Tabi ki burada da dış faktörleri unutmamak gerekir. Özellikle ABD'nin bölgede hakimiyeti ve ne isterlerse özellikle Suudi Arabistan'ın yapması da düşündürülmesi gereken bir konu.
Bu olaylarda inşallah Müslüman dünyasının kutuplaşma yerine tam tersine birlik ve beraberliğini arttırır temennisinde bulunalım.
Allah'tan ümit kesilmez...
Hadi hayırlısı.
DEVLET HASTANESİ VE ÇALIŞKAN DR.KARAHAN
Bundan öncede köşe yazımda yazmıştım.
Devlet Hastanesi Yöneticisi ve Başhekimi Uzm. Dr Halil Karahan'ın hastaneye gelir gelmez neler yaptığını.
Hastanede A'dan Z'ye her şeyi düzene sokmuş ve devlet malına nasıl daha iyi kollarımın derdinde olan bir yönetici.
Kimi zaman gece yarısı hastaneyi teftiş eden, kimi zaman erken saatte doktorlar gelmeden hastane çalışanlarını takip eden çalışkan bir hekim ve yönetici Uzm. Dr Halil Karahan.
Hatta hastanenin tüm sorunlarını yakından takip eden ve bu sıkıntıların çözülmesi için; 'En az maliyete ile nasıl üstesinden gelirim' derdinde olan bir isim.
Ama gelin görün ki hem hastane için hem de hastaların rahat bir ortamda muayene olması için gece gündüz çalışan hekim için birileri neyin peşinde!
Yok o şunu demiş yok biride şunu demiş falan filan.
Hani eksik bulamayınca birileri kabahat arar ya o misal...

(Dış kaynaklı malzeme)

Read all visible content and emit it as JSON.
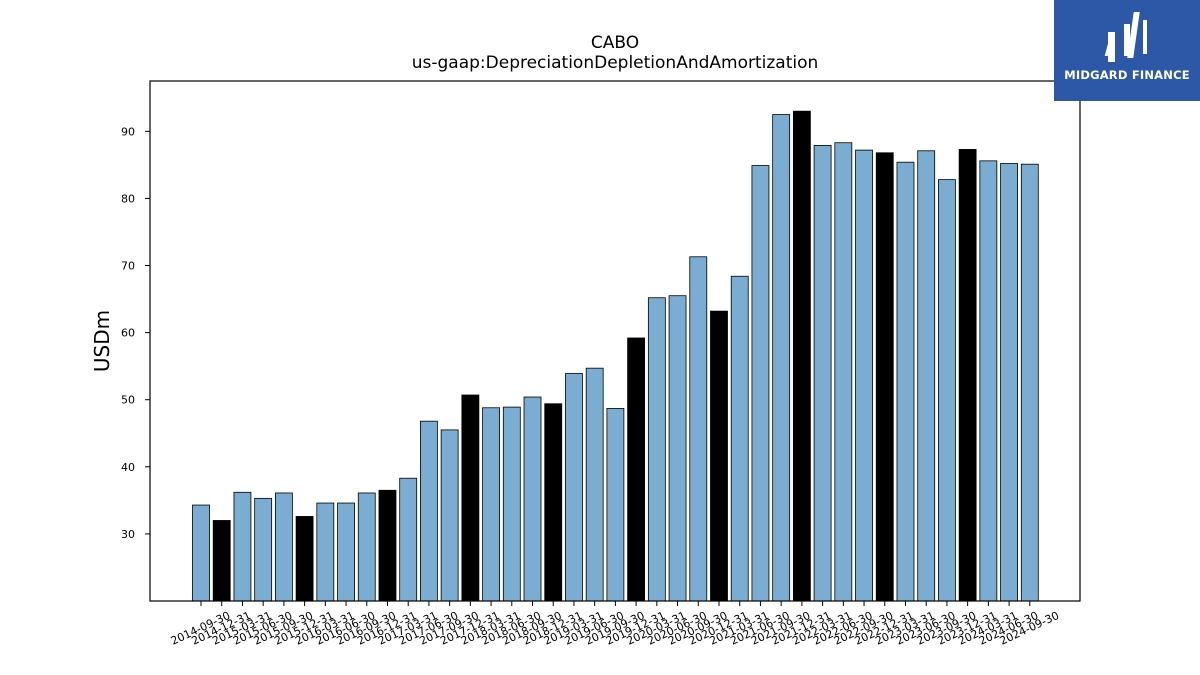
{
  "chart_data": {
    "type": "bar",
    "title": "CABO",
    "subtitle": "us-gaap:DepreciationDepletionAndAmortization",
    "xlabel": "",
    "ylabel": "USDm",
    "ylim": [
      20,
      97.5
    ],
    "yticks": [
      30,
      40,
      50,
      60,
      70,
      80,
      90
    ],
    "grid": false,
    "colors": {
      "quarter": "#7badd2",
      "year_end": "#000000",
      "edge": "#000000"
    },
    "categories": [
      "2014-09-30",
      "2014-12-31",
      "2015-03-31",
      "2015-06-30",
      "2015-09-30",
      "2015-12-31",
      "2016-03-31",
      "2016-06-30",
      "2016-09-30",
      "2016-12-31",
      "2017-03-31",
      "2017-06-30",
      "2017-09-30",
      "2017-12-31",
      "2018-03-31",
      "2018-06-30",
      "2018-09-30",
      "2018-12-31",
      "2019-03-31",
      "2019-06-30",
      "2019-09-30",
      "2019-12-31",
      "2020-03-31",
      "2020-06-30",
      "2020-09-30",
      "2020-12-31",
      "2021-03-31",
      "2021-06-30",
      "2021-09-30",
      "2021-12-31",
      "2022-03-31",
      "2022-06-30",
      "2022-09-30",
      "2022-12-31",
      "2023-03-31",
      "2023-06-30",
      "2023-09-30",
      "2023-12-31",
      "2024-03-31",
      "2024-06-30",
      "2024-09-30"
    ],
    "values": [
      34.3,
      32.0,
      36.2,
      35.3,
      36.1,
      32.6,
      34.6,
      34.6,
      36.1,
      36.5,
      38.3,
      46.8,
      45.5,
      50.7,
      48.8,
      48.9,
      50.4,
      49.4,
      53.9,
      54.7,
      48.7,
      59.2,
      65.2,
      65.5,
      71.3,
      63.2,
      68.4,
      84.9,
      92.5,
      93.0,
      87.9,
      88.3,
      87.2,
      86.8,
      85.4,
      87.1,
      82.8,
      87.3,
      85.6,
      85.2,
      85.1
    ]
  },
  "logo": {
    "text": "MIDGARD FINANCE",
    "background": "#2d58a8"
  }
}
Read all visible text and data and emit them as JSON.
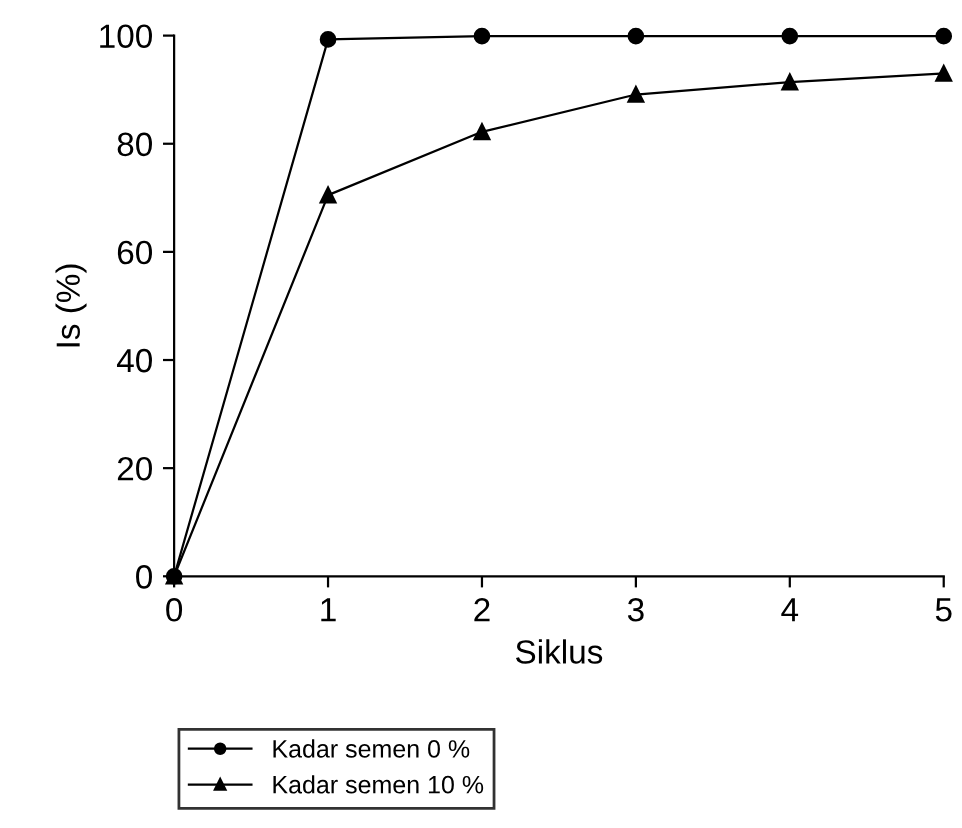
{
  "chart_data": {
    "type": "line",
    "xlabel": "Siklus",
    "ylabel": "Is (%)",
    "x": [
      0,
      1,
      2,
      3,
      4,
      5
    ],
    "series": [
      {
        "name": "Kadar semen 0 %",
        "color": "#000000",
        "marker": "circle",
        "values": [
          0,
          99.3,
          99.9,
          99.9,
          99.9,
          99.9
        ]
      },
      {
        "name": "Kadar semen 10 %",
        "color": "#000000",
        "marker": "triangle",
        "values": [
          0,
          70.5,
          82.2,
          89.1,
          91.4,
          93
        ]
      }
    ],
    "xlim": [
      0,
      5
    ],
    "xticks": [
      0,
      1,
      2,
      3,
      4,
      5
    ],
    "ylim": [
      0,
      100
    ],
    "yticks": [
      0,
      20,
      40,
      60,
      80,
      100
    ],
    "grid": false,
    "legend": "bottom",
    "line_style": "solid"
  }
}
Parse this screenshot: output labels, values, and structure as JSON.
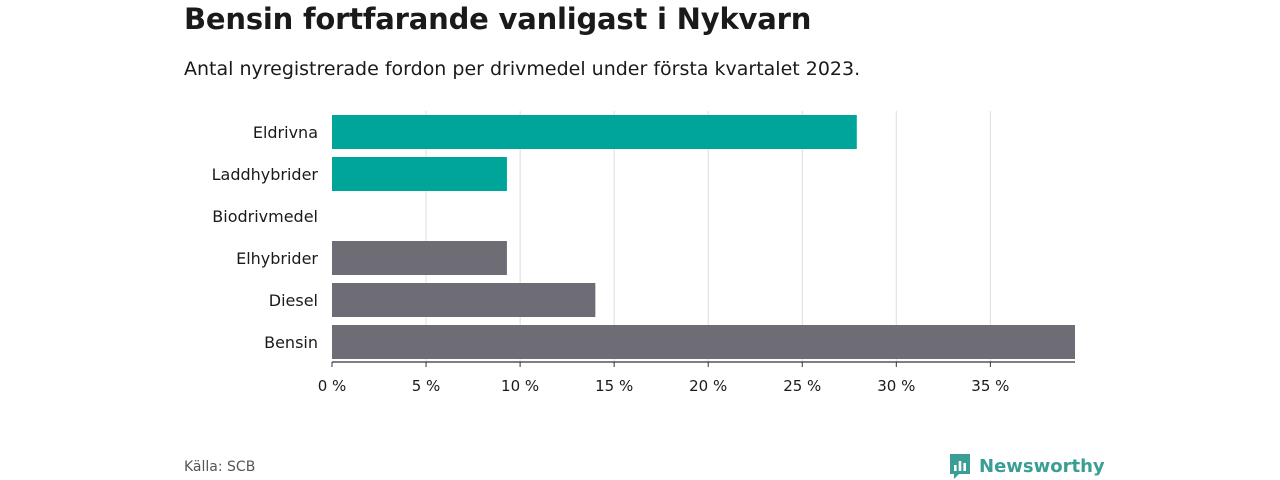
{
  "header": {
    "title": "Bensin fortfarande vanligast i Nykvarn",
    "subtitle": "Antal nyregistrerade fordon per drivmedel under första kvartalet 2023."
  },
  "footer": {
    "source": "Källa: SCB",
    "brand": "Newsworthy",
    "brand_icon": "bar-chart-icon"
  },
  "colors": {
    "highlight": "#00a599",
    "default": "#6e6d75",
    "grid": "#dddddd",
    "axis": "#333333",
    "brand": "#3a9e95"
  },
  "chart_data": {
    "type": "bar",
    "orientation": "horizontal",
    "categories": [
      "Eldrivna",
      "Laddhybrider",
      "Biodrivmedel",
      "Elhybrider",
      "Diesel",
      "Bensin"
    ],
    "values": [
      27.9,
      9.3,
      0,
      9.3,
      14.0,
      39.5
    ],
    "unit": "%",
    "bar_colors": [
      "highlight",
      "highlight",
      "highlight",
      "default",
      "default",
      "default"
    ],
    "xlim": [
      0,
      39.5
    ],
    "xticks": [
      0,
      5,
      10,
      15,
      20,
      25,
      30,
      35
    ],
    "xtick_labels": [
      "0 %",
      "5 %",
      "10 %",
      "15 %",
      "20 %",
      "25 %",
      "30 %",
      "35 %"
    ],
    "grid": true,
    "legend": "none",
    "xlabel": "",
    "ylabel": ""
  }
}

Şimdi hani deriz ya devlet memurları salla başını al maaşı dönemi olmasın isteriz hep.
İyide onu yapmayan, elini taşın altına sokanları da 'Nasıl yıpratırız' derdinde olanlar çıkıyor.
İşte bu süreçte yaşanan olaylardan biriside bu.
Aslında önemli olan kurumlarda senkronizeli, birlik ve beraberlik içersinde çalışmaktır.
Yoksa ki çalıştığın zaman insanların, vay kardeşim bu kadar neden çalışıyorsun, vay kardeşim şu işe de karışmasaydın denilir mi?
Önemli olan sorunların çözülmesi bence gerisi teferruat.
Ha bu arada Devlet Hastanesi demişken şu otopark problemi hala çözülemedi inşallah en kısa zamanda çözülür.
Hatta belli mi olur 2016 yılında Devlet Hastanesinin belki de yeni yerinin temeli atılır.
Hayırlısı.
Sözün özü ise Devlet Hastanesi Başhekimi Uzm. Dr Halil Karahan çalışmaları ve gayreti keşke tüm hastane yöneticilerinde olsa da bizlerde bu köşede onları da yazsak.
Yoksa hiç bir iş yapmayan kişi neden konuşulsun ki?
Hani atalarımız güzel bir sözü var ya...
Meyve veren ağaç taşlanır....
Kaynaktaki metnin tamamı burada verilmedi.